The filling is absolutely delicious, I KNOW because last summer we made jam together.
"Jam is not good for your teeth ..."
That's daft, downright daft.
"It is not good for your teeth either!"
"That's right, but I brush my teeth!"
Ha! Now I got her!!!
"You are also brushing mine!!!"
Set and game for me! What else can she say? My efforts are rewarded with an almond, a big tasty almond: delicious!
The cook flees the kitchen to find solace in the living room, from greedy Corgis she says.
I don't know if this is wise.
Because the menfolk are standing in the living room dolefully viewing the Christmas tree:
"Mega-lopsided", Dad states sadly.
Mom looks at him and I know that she decides there and then that next year it is going to be a potted tree again, regardless of the price and despite the fact that the garden in a few years will be a dense forest. Then she resolutely grabs the hapless tree with one hand and puts it straight.
"Now tighten the screws!"
During this procedure the tree tips slightly to one side again, but not too badly.
"Is it straight now or still .....??" Dad asks hopefully.
"No, before it was mega-lopsided, now it is just lopsided".
They leave it at that. There must also be room for lopsided trees.
And once you start hanging baubles, cones and angels on the branches, you don't notice it any longer. Provided there are many baubles.
Perhaps this is why decorating the tree always takes such a long time.
We are beginning to sulk: it's already afternoon and still no walkies!
Finally the daylight begins to fade and at long last they grab their coats and caps and we all leave the house. It was about time!
A lot of people are out and about, all with large parcels, but unfortunately none with dogs.
We go for a long walk in the wood where today it is particularly nice because it has been raining, yet there is still ice on all the roads:
Perfect for aquaplaning!!
We soon find out how much acceleration we need to slide and come to a halt precisely where the ball is. Quite contrary to the humans who when throwing the ball always look as if they are going to land on their bottom. It's called centrifugal force!
By the time we come home, it is dark outside.

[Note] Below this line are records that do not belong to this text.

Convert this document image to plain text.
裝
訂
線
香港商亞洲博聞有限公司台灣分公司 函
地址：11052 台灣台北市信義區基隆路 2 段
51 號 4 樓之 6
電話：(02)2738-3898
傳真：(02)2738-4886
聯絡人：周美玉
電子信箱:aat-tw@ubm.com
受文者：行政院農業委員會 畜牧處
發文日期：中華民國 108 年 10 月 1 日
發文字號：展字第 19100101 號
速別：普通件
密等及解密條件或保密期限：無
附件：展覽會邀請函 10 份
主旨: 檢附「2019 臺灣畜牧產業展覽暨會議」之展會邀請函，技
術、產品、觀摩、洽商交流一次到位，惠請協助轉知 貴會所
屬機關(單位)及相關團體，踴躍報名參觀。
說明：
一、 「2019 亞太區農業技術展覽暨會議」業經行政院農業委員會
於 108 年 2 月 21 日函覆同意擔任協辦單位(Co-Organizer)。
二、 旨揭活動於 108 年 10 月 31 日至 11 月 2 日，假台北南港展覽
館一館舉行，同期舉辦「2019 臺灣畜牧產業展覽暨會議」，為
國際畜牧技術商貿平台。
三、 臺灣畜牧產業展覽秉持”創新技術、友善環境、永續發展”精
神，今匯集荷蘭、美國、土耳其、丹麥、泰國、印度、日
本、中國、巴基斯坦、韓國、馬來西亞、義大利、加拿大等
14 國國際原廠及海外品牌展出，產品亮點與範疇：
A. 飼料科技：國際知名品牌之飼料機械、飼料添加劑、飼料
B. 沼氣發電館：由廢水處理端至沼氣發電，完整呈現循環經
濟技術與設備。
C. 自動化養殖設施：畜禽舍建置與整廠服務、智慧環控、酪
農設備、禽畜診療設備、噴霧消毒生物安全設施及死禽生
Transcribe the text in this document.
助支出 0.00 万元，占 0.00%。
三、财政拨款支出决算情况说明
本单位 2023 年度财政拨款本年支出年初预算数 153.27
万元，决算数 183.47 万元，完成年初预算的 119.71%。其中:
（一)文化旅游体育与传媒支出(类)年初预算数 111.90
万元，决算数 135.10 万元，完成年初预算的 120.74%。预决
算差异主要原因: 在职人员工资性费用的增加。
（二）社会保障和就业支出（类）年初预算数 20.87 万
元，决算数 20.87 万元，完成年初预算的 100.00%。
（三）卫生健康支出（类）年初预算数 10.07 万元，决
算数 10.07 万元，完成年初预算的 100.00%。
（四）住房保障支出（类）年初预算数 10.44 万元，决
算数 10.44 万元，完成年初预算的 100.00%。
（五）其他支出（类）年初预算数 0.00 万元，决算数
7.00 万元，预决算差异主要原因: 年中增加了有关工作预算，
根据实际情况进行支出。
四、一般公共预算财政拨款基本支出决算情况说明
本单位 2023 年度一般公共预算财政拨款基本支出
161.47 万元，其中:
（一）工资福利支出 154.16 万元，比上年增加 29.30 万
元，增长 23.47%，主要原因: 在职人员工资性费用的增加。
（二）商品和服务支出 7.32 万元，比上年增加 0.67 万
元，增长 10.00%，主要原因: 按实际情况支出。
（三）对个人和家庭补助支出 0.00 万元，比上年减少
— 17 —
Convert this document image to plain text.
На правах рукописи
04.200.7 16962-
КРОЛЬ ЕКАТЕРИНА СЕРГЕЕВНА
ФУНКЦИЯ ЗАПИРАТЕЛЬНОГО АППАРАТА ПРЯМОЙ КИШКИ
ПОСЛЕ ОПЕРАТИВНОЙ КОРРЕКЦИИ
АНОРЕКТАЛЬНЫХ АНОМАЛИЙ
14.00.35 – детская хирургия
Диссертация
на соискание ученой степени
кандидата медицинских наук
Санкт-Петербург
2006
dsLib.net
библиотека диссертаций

All dress nicely and Rieke and I are wearing our red Christmas scarves with trees and reindeer. Rieke, who has a habit of chewing everything she can get hold of, is immediately trying whether she can wear her scarf across her nose like a stagecoach robber, probably in the belief that she will be unrecognisable during one of her escapades. Which, of course, is quite ridiculous.
Soon we are buried under a mountain of paper and can play catch with the ribbons. There are also presents for us: a nice fleece rug for each, red with black paw prints. And finally we also get something to eat: chicken broth, yummy.
Indeed, last year we had a wonderful and cosy Christmas Eve.
The child was scrutinizing his new Christmas treasures, Mom was lying on the sofa browsing through her new Christmas books, with little Rieke by her side contentedly sucking the corner of a handmade patchwork throw.
Dad had gone outside, probably to fetch some wood for the Christmas fire and perhaps listen to the Christmas bells.
I looked once more at the Christmas tree.
The lights on the tree were shining so brightly and I, too, felt the spirit of Christmas.
My heart opened wide and I just had to yodel. Just a wee bit and only once:
" Chriiiiiiiisssstmaaaaaaaaassss iiiis fooor Cooorgiiiiiiiiiiiiiis....! "
I should have known.
In the mountains you are not to call out loudly either, lest you want to trigger an avalanche. My avalanche was set off by a small red and white striped candy cane which fell to the floor with a slight tinkle. It was ever so tiny but it must have kept the tree in balance.
Like in slow-motion, the tree all of a sudden tilted towards the floor.
I know Mommy can be quick when she wants to, but this kind of header was new to me.
The performance was almost perfect while the artistic interpretation calls for improvement...
She stood there, with the tree in her arm, torn between her concern for the Christmas baubles which once had adorned the Christmas tree in her late great-grandmother's home and ... roaring laughter.
Finally, Dad with fierce determination drove a wooden wedge between the trunk and the tree holder. And, lo and behold, our tree stood straight at last!